Девушка замерла, напряженно вслушиваясь, догадавшись, что речь идет о Маэстро.
— И успехи?
— Как сквозь землю провалился.
— Этот мог и сквозь землю. У него там все свои. — Глостер скривился в улыбке. — А сейчас, Курт, приведи мне того из Ричардовых мальчиков, который…
— Остался верным мертвому сюзерену?
— Да. Приведи мне его. Только побыстрее.
— Есть.
— Один здешний охранник совершенно не понимает ситуации, — пояснил Але Глостер. — Стрельбу затеял. К чему, если сила солому ломит? — Глостер скривился:
— Идейный. Такие хуже всего.
Глостер опустился в кресло. Он сидел, сосредоточенно глядя в одну точку, пока дверь снова не открылась. Курт втолкнул в комнату невысокого парня лет двадцати двух; по инерции тот сделал несколько шагов, явно припадая на раненую левую ногу и морщась при этом. Остановился, задержал взгляд на девушке., но не дольше, чем на обычном предмете обстановки, вопросительно посмотрел на Глостера, и во взгляде этом Аля даже не различила — угадала тихую, обреченную тоску.
Глостер продолжал торчать в кресле прошлогодним манекеном, но Аля явственно ощущала исходящую от него энергию агрессии и угрозы… И еще — чего? Больше всего это походило на запах гнили.
— Ну? — Глостер развернулся всем телом к Але. — Ты готова к эксперименту?
— К эксперименту? — не сразу поняла девушка.

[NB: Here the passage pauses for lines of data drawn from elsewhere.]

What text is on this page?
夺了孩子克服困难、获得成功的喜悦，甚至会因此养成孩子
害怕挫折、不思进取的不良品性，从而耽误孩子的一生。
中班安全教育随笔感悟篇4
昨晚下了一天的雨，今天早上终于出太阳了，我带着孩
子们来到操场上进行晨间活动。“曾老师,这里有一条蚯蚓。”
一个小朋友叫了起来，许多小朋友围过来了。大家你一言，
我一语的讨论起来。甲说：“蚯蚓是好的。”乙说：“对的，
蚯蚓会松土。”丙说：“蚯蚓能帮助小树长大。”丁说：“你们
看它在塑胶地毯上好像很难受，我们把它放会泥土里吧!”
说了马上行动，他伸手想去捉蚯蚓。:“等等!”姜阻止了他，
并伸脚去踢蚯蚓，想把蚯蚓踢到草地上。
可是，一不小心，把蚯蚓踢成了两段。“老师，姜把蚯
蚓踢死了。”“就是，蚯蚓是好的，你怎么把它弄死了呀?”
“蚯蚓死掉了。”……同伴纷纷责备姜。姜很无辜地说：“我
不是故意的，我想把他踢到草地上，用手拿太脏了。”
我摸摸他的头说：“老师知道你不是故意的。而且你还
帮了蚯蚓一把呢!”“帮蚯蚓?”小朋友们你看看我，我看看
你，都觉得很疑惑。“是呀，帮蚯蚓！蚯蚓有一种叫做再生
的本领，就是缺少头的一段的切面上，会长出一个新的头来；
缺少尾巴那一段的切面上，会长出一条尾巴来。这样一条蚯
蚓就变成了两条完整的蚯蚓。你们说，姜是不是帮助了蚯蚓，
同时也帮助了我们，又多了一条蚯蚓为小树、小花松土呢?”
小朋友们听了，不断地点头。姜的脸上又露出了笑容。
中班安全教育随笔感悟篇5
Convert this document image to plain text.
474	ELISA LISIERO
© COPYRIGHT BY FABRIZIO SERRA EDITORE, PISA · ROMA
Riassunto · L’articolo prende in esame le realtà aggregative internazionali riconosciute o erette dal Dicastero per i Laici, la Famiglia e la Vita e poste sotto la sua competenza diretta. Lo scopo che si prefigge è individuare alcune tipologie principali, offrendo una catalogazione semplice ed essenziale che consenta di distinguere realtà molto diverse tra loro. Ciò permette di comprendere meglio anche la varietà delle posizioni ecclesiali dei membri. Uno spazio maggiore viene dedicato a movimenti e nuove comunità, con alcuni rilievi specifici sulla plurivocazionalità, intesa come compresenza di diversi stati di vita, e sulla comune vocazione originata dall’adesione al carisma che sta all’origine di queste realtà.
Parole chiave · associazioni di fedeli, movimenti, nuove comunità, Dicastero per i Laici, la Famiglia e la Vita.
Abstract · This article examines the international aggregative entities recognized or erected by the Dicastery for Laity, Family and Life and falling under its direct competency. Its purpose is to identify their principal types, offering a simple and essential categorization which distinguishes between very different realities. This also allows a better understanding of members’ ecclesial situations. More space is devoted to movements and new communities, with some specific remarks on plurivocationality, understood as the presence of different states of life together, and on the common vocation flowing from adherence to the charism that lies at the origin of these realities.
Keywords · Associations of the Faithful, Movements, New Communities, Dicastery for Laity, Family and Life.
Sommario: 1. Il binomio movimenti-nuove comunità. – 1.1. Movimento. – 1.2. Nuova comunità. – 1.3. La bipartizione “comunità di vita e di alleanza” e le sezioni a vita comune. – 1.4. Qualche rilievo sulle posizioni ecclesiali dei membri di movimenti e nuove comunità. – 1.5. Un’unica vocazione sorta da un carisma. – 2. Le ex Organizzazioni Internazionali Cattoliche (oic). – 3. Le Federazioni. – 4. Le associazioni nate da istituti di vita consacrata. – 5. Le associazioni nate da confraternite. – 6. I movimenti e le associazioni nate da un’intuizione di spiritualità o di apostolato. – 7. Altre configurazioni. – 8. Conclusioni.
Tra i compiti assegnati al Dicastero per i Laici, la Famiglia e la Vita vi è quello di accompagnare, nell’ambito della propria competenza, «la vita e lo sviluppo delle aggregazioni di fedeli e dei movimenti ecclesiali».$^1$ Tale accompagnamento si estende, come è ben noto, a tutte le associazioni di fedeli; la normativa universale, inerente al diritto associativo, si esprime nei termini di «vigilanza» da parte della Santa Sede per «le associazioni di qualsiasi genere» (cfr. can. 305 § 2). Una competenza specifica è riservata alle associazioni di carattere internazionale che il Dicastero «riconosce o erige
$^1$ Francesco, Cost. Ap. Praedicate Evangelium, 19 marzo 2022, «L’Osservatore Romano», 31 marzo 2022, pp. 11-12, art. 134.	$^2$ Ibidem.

— Да. Как ты сказала? Смерть — это не лотерея, а истинный спорт. Рулетка.
— Я? Так сказала?
— Не важно. Важно, что именно так я и понял. — Глостер повернул голову и уперся взглядом вошедшему в переносицу:
— Ты боишься смерти?
Парень заморгал, как от рези в глазах, будто на него был направлен луч дальнобойного авиационного прожектора.
— Я не слышу? — повторил свой вопрос Глостер.
— Боюсь.
— Вот видишь! — Глостер снова развернулся к Але; — Он боится смерти. Что и требовалось по условиям игры.
— Какой игры?.. — запоздало пролепетала Аля. Глостер поднял руку с оружием, раздался невразумительный хлопок, словно лопнул наполненный водой шарик… Парня, что стоял посреди комнаты, ткнуло прямо в лоб, будто торцом длинной палки: голова его дернулась назад, затылочная кость надломилась, желтое месиво мозга в бурой сукровице брызнуло на беленую стену напротив, а труп ничком, как мешок, завалился на ангорский палас.